Step 3: Max Out Section 80C
Choose any combination:
- EPF (mandatory)
- ELSS for high returns
- PPF for safe long-term savings
- Life insurance (term plan recommended)
Aim to reach ₹1,50,000 limit.
Step 4: Claim HRA Exemption
Submit rent receipts and rent agreement (if required).
Step 5: Invest in NPS (Optional)
If you want extra tax savings, invest ₹500–₹4,000 monthly in NPS.
Step 6: Get Health Insurance Under 80D
Buy medical insurance for self & parents for additional deduction.
Step 7: Plan LTA in Advance
Travel within India and keep all bills.
Step 8: Check Additional Deductions
- Home loan benefits
- Donations under 80G
- Education loan interest under 80E
- Old Tax Regime vs New Tax Regime – Which Saves More Tax?
| Feature | Old Regime | New Regime |
| Deductions | Many | Very few |
| HRA, 80C, 80D | Available | Not available |
| Tax Slabs | Higher rates | Lower rates |
| Best For | People who invest | People without investments |
Tip:
If you claim many deductions (HRA + 80C + 80D), old regime is better.
If you don’t invest much, new regime may give more take-home salary.
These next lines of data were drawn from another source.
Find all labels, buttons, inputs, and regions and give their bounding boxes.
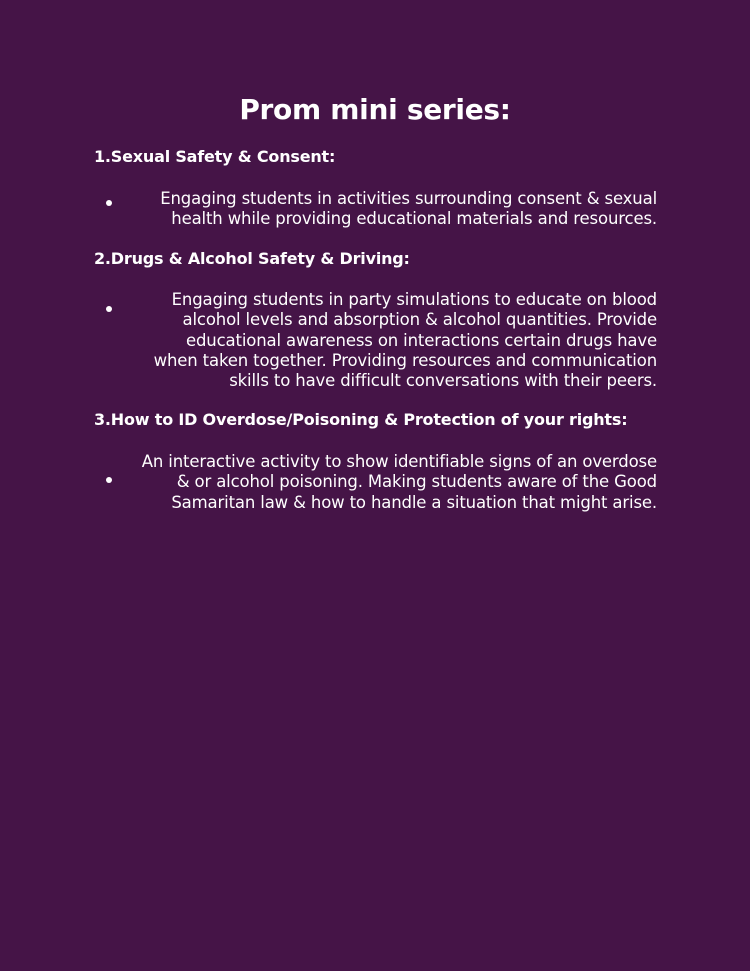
- body-line: skills to have difficult conversations with their peers.: [229, 371, 657, 391]
- body-line: & or alcohol poisoning. Making students aware of the Good: [176, 472, 657, 492]
- body-line: health while providing educational materials and resources.: [171, 209, 657, 229]
- section-heading-sexual-safety: 1.Sexual Safety & Consent:: [94, 147, 336, 166]
- section-heading-overdose: 3.How to ID Overdose/Poisoning & Protection of your rights:: [94, 410, 628, 429]
- body-line: alcohol levels and absorption & alcohol quantities. Provide: [182, 310, 657, 330]
- body-line: educational awareness on interactions certain drugs have: [185, 330, 657, 350]
- body-line: Samaritan law & how to handle a situation that might arise.: [171, 492, 657, 512]
- section-body-overdose: [121, 452, 657, 513]
- section-body-sexual-safety: [121, 189, 657, 230]
- body-line: when taken together. Providing resources and communication: [153, 350, 657, 370]
- page-title: Prom mini series:: [239, 93, 511, 126]
- bullet-icon: [106, 200, 112, 206]
- body-line: Engaging students in party simulations to educate on blood: [171, 290, 657, 309]
- section-body-drugs-alcohol: [92, 290, 657, 391]
- bullet-icon: [106, 477, 112, 483]
- body-line: Engaging students in activities surrounding consent & sexual: [160, 189, 657, 208]
- section-heading-drugs-alcohol: 2.Drugs & Alcohol Safety & Driving:: [94, 249, 410, 268]
- body-line: An interactive activity to show identifiable signs of an overdose: [141, 452, 657, 471]
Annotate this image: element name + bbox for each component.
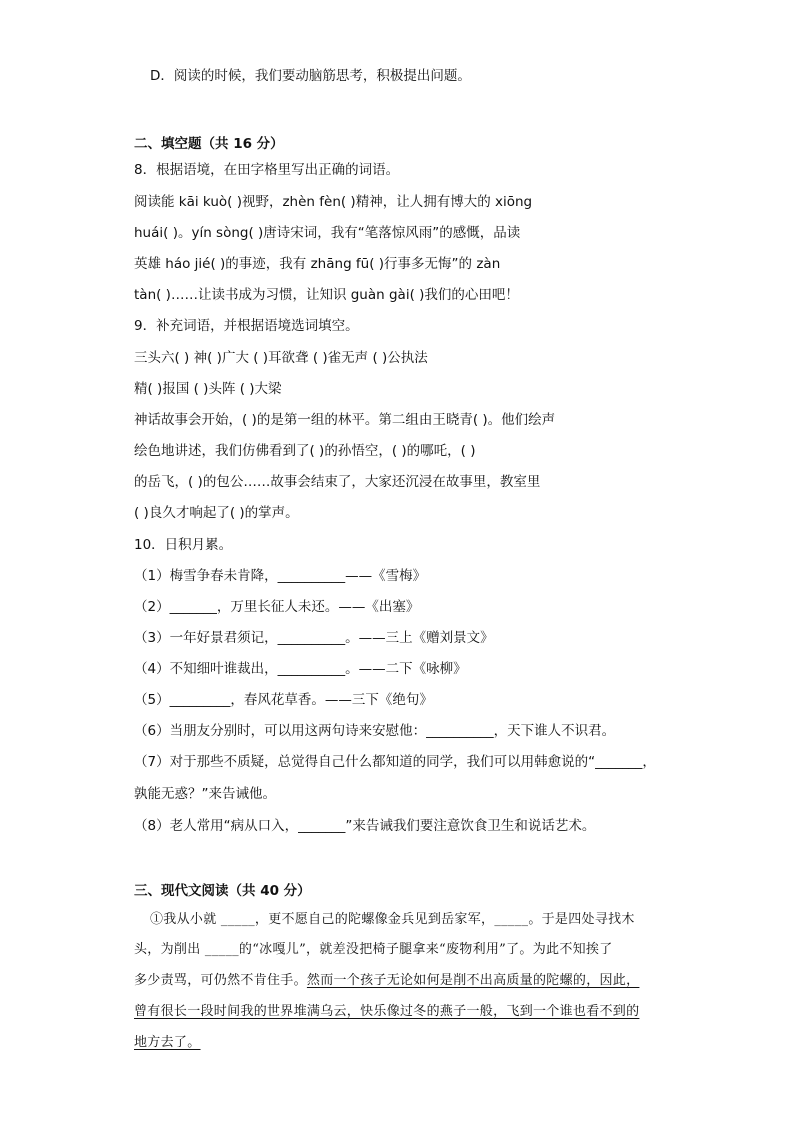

Frequently Asked Questions (FAQs)
Q1. What is the easiest way to save tax for a salaried person?
Start with 80C, HRA, and standard deduction. These provide maximum benefit with minimal effort.
Q2. Can I claim both HRA and home loan benefits?
Yes, if:
- Your own house is in another city, or
- You live in a rented home for work
Q3. Is tax-saving investment compulsory?
No, it is optional. But investing wisely helps you build wealth and reduce tax.
Q4. Which is the best tax-saving product?
For most people:
- ELSS for high returns
- PF/PPF for safety
- Term insurance for protection
- NPS for retirement
Q5. Can I claim tax benefits without proofs?
Your employer needs proofs. If you miss deadlines, you can still claim deductions while filing ITR.
Q6. Is NPS better than PPF for tax-saving?
NPS gives extra ₹50,000 deduction and market-linked returns, but has long lock-in till retirement.
Q7. Can I save tax without investing?
Yes, through:
- HRA
- LTA
- Standard deduction
- Home loan interest
Conclusion
Saving tax legally is all about knowing the right deductions and exemptions and using them wisely. Most salaried professionals in India can significantly reduce their tax burden by planning early, choosing smart investments, and maintaining proper documents. Whether through 80C, HRA, health insurance, NPS, or home loan deductions, you can increase your take-home salary while building long-term financial security.
Start planning today. A small effort now can save you thousands of rupees every year—and help you achieve your financial goals faster.